Camera Mount Weights
A very commonly asked question on the boards is what the weight is of (insert mount name here). I have emailed the mount manufacturers and this is what I have found. I am still awaiting numbers from some of the manufacturers.
Airfoil Helicam - www.airfoilskycam.com
Helicam Solutions - www.helicamsolutions.com
Askman AP - www.askmanap.com
CopterFilms - www.cfcoptercams.com
- from http://airfoilskycam.com/
M1 CARBON 30
The new 30-50 size mount is based around the M1carbon design but has had the weight reduced for the smaller machines. The unit comes completely assembled with the tilt servo installed along With the all new hydraulic roll dampener. The unit is CNC machine from carbon fiber and 6061 aluminum . It's designed to carry digital cameras along with the downlink system and battery.
The unit can be used with most 30-50 size helicopters and is designed to be used so the pilot can also shoot the pictures to eliminate the need for a second person on still pictures shoots like real estate and similar jobs. By installing a second receiver it still allows for the use of a camera man as a typical M1carbon mount is used.
This unit incorporates tilt and roll only and does not have a pan function. The dry weight of the mount is 1 7/8 lbs and as seen in the pictures the weight is 4 1/4 lbs to make for an incredibly light system with all your equipment installed.
M1 Carbon 30 is $399 plus shipping, including the new roll dampening system.
The Mount specs you are looking at will let you land or takeoff in any direction and also has the ability to rotate 360 degrees non stop without any wiring problems.
We are certified welding and CNC machining almost every part. The mount is made from 6061T6 aluminum and Carbon fiber. The mount also incorporates metal geared servos and the proven clutch release system on the tilt function as well as adjustable "O" ring roll dampening. The servo torque is 8.5 kg on the pan and 4.2 kg on the tilt. The Mini Pro1 has 150 mm of roll compensation along with the 360 degrees of pan and 160 degrees of tilt rotation.
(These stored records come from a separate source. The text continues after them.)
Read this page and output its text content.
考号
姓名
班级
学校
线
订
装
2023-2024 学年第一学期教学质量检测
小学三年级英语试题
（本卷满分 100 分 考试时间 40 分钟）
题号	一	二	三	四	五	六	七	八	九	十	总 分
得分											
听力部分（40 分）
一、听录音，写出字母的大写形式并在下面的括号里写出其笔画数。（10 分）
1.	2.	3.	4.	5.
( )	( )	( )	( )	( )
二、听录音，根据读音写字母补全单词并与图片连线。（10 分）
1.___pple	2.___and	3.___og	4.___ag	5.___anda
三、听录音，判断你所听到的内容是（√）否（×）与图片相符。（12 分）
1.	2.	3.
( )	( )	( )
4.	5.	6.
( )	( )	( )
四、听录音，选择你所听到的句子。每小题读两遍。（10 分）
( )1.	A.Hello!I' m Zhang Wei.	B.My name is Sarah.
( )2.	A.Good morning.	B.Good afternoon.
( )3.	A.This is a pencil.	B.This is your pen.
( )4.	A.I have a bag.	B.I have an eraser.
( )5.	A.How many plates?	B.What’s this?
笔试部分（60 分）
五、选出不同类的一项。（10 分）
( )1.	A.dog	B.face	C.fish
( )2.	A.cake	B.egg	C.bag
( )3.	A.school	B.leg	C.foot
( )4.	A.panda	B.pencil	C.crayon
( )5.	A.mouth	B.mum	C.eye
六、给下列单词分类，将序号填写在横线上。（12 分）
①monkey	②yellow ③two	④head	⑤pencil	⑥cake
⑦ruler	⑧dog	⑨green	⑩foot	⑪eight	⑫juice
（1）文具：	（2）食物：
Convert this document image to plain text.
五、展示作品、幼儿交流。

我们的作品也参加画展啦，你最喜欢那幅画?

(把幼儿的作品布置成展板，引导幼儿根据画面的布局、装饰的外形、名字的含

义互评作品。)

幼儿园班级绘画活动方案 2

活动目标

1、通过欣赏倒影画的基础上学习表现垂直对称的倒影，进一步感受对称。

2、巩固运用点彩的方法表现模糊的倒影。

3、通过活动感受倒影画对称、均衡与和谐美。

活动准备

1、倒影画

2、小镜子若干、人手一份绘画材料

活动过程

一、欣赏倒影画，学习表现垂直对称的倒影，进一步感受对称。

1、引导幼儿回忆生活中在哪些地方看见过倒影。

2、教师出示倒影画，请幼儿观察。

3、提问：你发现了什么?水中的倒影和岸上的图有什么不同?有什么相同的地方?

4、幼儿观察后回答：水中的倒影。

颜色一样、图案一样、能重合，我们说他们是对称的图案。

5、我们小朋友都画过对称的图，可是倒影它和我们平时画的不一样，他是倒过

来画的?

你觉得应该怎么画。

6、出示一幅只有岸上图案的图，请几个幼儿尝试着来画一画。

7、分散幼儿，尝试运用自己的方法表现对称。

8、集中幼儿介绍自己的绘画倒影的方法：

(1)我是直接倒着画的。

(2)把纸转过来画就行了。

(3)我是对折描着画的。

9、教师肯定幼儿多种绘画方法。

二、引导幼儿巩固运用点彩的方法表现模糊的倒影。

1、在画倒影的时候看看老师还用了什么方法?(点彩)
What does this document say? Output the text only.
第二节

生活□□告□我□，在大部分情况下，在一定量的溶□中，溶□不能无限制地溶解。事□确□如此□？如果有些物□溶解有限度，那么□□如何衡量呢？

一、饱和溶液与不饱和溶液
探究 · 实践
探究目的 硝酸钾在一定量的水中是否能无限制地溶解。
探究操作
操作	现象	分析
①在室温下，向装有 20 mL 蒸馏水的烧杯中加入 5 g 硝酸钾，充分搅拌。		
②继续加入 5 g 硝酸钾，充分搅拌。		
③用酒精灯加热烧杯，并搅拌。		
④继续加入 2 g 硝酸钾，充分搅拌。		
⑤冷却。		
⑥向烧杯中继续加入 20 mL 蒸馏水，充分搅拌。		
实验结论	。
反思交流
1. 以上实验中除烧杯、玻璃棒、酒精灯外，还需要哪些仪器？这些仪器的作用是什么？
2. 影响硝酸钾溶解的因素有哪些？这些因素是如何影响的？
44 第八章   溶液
The camera head has now been widened to 150 mm to accept more types of cameras.
We didn’t cut any corners: the mount ts built as strong as the Pro1 but lighter and smaller.
The dry weight of the mount came it at 1.28 kg. The unit in the photograph with the Sony V3 7.2 camera, 770JR PCM receiver with the downlink system all powered by a 780 mAh, 3 cell, LiPo battery came in at 1.76 kg. The mount comes like all of our other mounts completely assembled.
The system is designed to be used with any 50 size electric or nitro helicopter. It will also work for some 60 size electric helicopters using LiPo batteries.
The price is $599.00 (as on 14 May 2008) plus shipping.
Pan, Tilt, and Roll are servo controlled and ready for gyro stabilization. Both the pan and tilt are controlled by modified for 360 degree rotation Futaba 3004 standard servos enclosed in a "patent pending" servo block. With a 5:1 gear ratio, the Pro 60-3X mount gives you incredible control. Pan as slow or fast as you desire.
1/2 inch fiberglass tubing and HDPE industrial plastic make for an extremely light yet strong mount.